Deparávamo-nos também com grandes dificuldade, nomeadamente na contratação de pessoas com vocação para cuidadoras, devido à dureza física e psicológica que implica ser cuidador(a); dificuldades financeiras devido ao grande aumento dos custos, em especial com pessoal, devido ao aumento legal e justo dos ordenados, que não tem sido compensado com o aumento das receitas, quer por impossibilidade das famílias, quer das insuficientes atualizações dos valores protocolados com a Segurança Social. A percentagem de cobertura das despesas tem descido todos os anos, como o comprovam os estudos académicos realizados.

Uma outra característica comum às duas instituições é a sensação de abandono pela entidade que representa e deveria defender as IPSS — a Confederação Nacional das Instituições de Solidariedade (CNIS) — que nas negociações com o governo, ou com os sindicatos mais parece querer levar as IPSS à insolvência, o que temo que irá conseguir.

A Pandemia

Com a pandemia, em março de 2020 assistimos e vivenciámos um tempo de incerteza e de angústia, que a todos afetou.

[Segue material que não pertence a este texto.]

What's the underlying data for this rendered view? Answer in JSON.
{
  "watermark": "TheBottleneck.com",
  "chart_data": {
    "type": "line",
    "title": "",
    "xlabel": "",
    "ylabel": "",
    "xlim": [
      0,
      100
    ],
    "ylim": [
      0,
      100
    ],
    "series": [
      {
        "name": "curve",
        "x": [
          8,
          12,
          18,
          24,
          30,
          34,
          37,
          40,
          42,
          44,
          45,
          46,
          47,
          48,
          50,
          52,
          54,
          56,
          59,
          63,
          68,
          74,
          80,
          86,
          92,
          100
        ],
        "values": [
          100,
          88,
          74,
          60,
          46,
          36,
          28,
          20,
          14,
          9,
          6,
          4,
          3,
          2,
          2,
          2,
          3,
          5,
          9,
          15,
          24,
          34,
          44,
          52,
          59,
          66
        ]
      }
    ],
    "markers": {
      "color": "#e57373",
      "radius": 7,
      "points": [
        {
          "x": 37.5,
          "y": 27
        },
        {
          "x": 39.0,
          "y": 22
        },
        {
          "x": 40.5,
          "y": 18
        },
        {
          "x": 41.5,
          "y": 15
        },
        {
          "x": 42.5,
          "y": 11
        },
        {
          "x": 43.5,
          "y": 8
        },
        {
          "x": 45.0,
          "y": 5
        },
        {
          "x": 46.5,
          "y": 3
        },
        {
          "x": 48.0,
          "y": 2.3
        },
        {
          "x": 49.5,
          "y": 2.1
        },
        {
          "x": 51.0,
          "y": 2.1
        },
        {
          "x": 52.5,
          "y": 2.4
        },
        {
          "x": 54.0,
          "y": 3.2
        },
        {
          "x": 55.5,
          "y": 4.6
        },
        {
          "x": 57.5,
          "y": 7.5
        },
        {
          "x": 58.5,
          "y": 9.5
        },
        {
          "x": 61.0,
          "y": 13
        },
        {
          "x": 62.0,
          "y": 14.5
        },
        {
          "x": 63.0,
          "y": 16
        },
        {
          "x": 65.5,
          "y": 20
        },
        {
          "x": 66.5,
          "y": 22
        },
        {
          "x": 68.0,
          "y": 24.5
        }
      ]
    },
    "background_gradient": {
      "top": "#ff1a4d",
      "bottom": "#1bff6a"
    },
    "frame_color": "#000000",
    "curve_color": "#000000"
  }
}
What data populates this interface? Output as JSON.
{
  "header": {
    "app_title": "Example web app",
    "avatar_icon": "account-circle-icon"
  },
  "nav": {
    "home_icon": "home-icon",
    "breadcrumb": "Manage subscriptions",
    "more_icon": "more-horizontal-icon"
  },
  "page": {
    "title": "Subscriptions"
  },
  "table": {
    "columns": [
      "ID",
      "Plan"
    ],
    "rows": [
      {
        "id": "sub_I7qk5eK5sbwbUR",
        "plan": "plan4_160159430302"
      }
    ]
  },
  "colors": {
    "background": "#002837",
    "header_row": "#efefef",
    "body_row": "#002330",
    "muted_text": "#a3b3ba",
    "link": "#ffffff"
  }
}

Na Comunidade Vida e Paz assistimos a um extraordinário movimento de solidariedade, por parte dos nossos voluntários e dos nossos benfeitores, em resposta ao grito de pedido de ajuda das PSSA, que inicialmente ficaram sem apoio na rua. Este movimento de solidariedade permitiu garantir a e aumentar os serviços de apoio às pessoas, muitas delas a passar fome, e manter os serviços Técnicos de Rua e nas Comunidades Terapêuticas e de Inserção.

No Lar de Nossa Senhora da Luz a pandemia afetou especialmente os utentes, quer pela suspensão das visitas, quer pela “nova” forma de as cuidadoras cuidarem — e se anteriormente a boa prática eram os gestos de carinho e a proximidade, tudo isso teve que ser esquecido e trocado pela segurança do distanciamento. Numa forma diferente de cuidar, mas muito difícil para todos os envolvidos, pela dificuldade de vivenciar o carinho e o amor.

Outras consequências

Na Comunidade Vida e Paz, a consequência mais problemática, curiosamente, foi a diminuição do trabalho dos serviços públicos, que impossibilitaram que muitas dezenas de PSSA fossem acolhidas nos diferentes Centros Terapêuticos. De facto, os processos administrativos e burocráticos ficaram, temporalmente, muiiiiito loooongos, impedindo as admissões e a dispensa dos cuidados que essas Pessoas necessitam e que estamos em condições de prestar. Infelizmente as propostas feitas para aligeirar o processo administrativo, centrado na necessidade e no bem das PSSA ainda não foi tido em conta pelos serviços públicos. Como consequência, só na área metropolitana de Lisboa, cerca de uma centena de pessoas, muitas já desesperadas, continuam a aguardar colocação em comunidade terapêutica.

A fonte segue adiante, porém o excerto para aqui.